O que falta mesmo no estado irmão, o qual tem uma valorosa poluação, que além de bela, tem valentia e fortaleza, é vergonha na cara dos políticos e indignação no coração do povo para expurgar do poder esses coveiros de sonhos.
 
Acompanhe a fatídica matéria da Agência Amapá de Notícias:

Secretária de Estado da Saúde visita Casa de Apoio em Belém
Da Redação
Agência Amapá


Com o objetivo de vivenciar in loco o acolhimento e o tratamento que vêm sendo oferecidos aos pacientes do Amapá, a maioria oncológicos, a secretária de Estado da Saúde, Olinda Araújo, esteve em Belém (PA) realizando visita à Casa de Apoio – administrada pela Secretaria de Estado da Saúde (Sesa). O Governo do Amapá possui um acordo com o Pará, onde este oferece terapia contra o câncer a pacientes encaminhados por meio do Programa Fora de Domicílio (TFD) para a capital paraense.
 
"A Casa de Apoio é de extrema importância para os pacientes que são encaminhados para Belém. Ela abriga tanto paciente como acompanhante, garantindo comodidade e conforto", ressaltou a secretária.
Somente no período de junho de 2012 a maio deste ano foram encaminhados para aquele Estado 469 novos pedidos de TFDs. Atualmente, existem 572 processos autorizados para a Casa de Apoio aguardando pelos usuários. Além disso, foram agendadas em média 340 consultas no mesmo período.

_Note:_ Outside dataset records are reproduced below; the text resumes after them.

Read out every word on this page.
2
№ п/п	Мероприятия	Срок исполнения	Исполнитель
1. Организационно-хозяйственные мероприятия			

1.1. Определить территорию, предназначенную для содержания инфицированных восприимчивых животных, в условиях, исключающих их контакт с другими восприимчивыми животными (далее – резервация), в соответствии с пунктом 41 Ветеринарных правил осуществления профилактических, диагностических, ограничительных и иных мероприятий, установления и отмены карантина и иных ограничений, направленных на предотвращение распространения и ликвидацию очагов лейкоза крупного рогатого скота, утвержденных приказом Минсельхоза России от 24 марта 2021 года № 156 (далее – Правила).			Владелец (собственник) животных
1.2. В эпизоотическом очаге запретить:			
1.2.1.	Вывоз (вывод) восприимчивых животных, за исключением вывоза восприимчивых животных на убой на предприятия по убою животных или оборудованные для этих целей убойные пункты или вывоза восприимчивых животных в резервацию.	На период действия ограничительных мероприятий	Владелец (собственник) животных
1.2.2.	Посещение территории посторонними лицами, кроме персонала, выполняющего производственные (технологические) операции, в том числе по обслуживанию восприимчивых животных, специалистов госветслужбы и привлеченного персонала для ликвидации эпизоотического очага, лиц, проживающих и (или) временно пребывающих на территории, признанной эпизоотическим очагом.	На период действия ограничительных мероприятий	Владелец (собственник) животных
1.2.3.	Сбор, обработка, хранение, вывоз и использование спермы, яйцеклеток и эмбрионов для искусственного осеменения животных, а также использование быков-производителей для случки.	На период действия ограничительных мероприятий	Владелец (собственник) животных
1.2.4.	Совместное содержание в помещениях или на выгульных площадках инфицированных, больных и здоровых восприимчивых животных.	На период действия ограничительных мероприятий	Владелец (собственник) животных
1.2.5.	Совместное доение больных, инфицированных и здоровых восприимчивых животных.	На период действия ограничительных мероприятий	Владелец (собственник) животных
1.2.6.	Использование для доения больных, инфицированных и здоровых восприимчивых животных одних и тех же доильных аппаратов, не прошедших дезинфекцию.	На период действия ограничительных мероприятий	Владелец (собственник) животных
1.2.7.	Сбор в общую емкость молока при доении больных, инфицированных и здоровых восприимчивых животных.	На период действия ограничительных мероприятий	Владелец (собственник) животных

Os exames de alta e média complexidade foram outros serviços acompanhados e realizados pela equipe da Casa de Apoio. Os pedidos são encaminhados para o Dere/SESMA, onde são autorizados. Com isso, é realizado o agendamento destes procedimentos.  
 
Ouvindo a quem precisa
A secretária de Saúde, acompanhada de técnicos da Sesa, esteve na Casa de Apoio avaliando o atendimento de assistência à saúde dispensada aos quase 70 amapaenses que hoje fazem tratamento em Belém.

Para a secretária Olinda Consuelo, Casa de Apoio é de extrema importância aos pacientes e acompanhantes que são encaminhados a Belém
Olinda Araújo conversou com pacientes, ouviu e anotou as reivindicações para que a Sesa tome as medidas necessárias com o objetivo de oferecer um atendimento de saúde mais digno e humanizado.

 
A paciente Erotilde Brandão, que faz tratamento em Belém, ficou feliz em receber a visita da secretária de Estado da Saúde. "Isso demonstra a preocupação da secretária com os pacientes do Amapá atendidos pela rede pública de saúde do Pará", afirmou.
 
A secretária disse que uma força-tarefa foi criada dentro da Sesa para agilizar todos os processos que hoje tramitam dentro da secretaria. "Tramitam na Sesa cerca de 1.200 processos. Nossa meta é regularizar todos até esta sexta-feira, 10, pois, a partir de junho, queremos que o usuário de TFD possa receber seu auxílio financeiro junto com a emissão da passagem", comentou Olinda Araújo.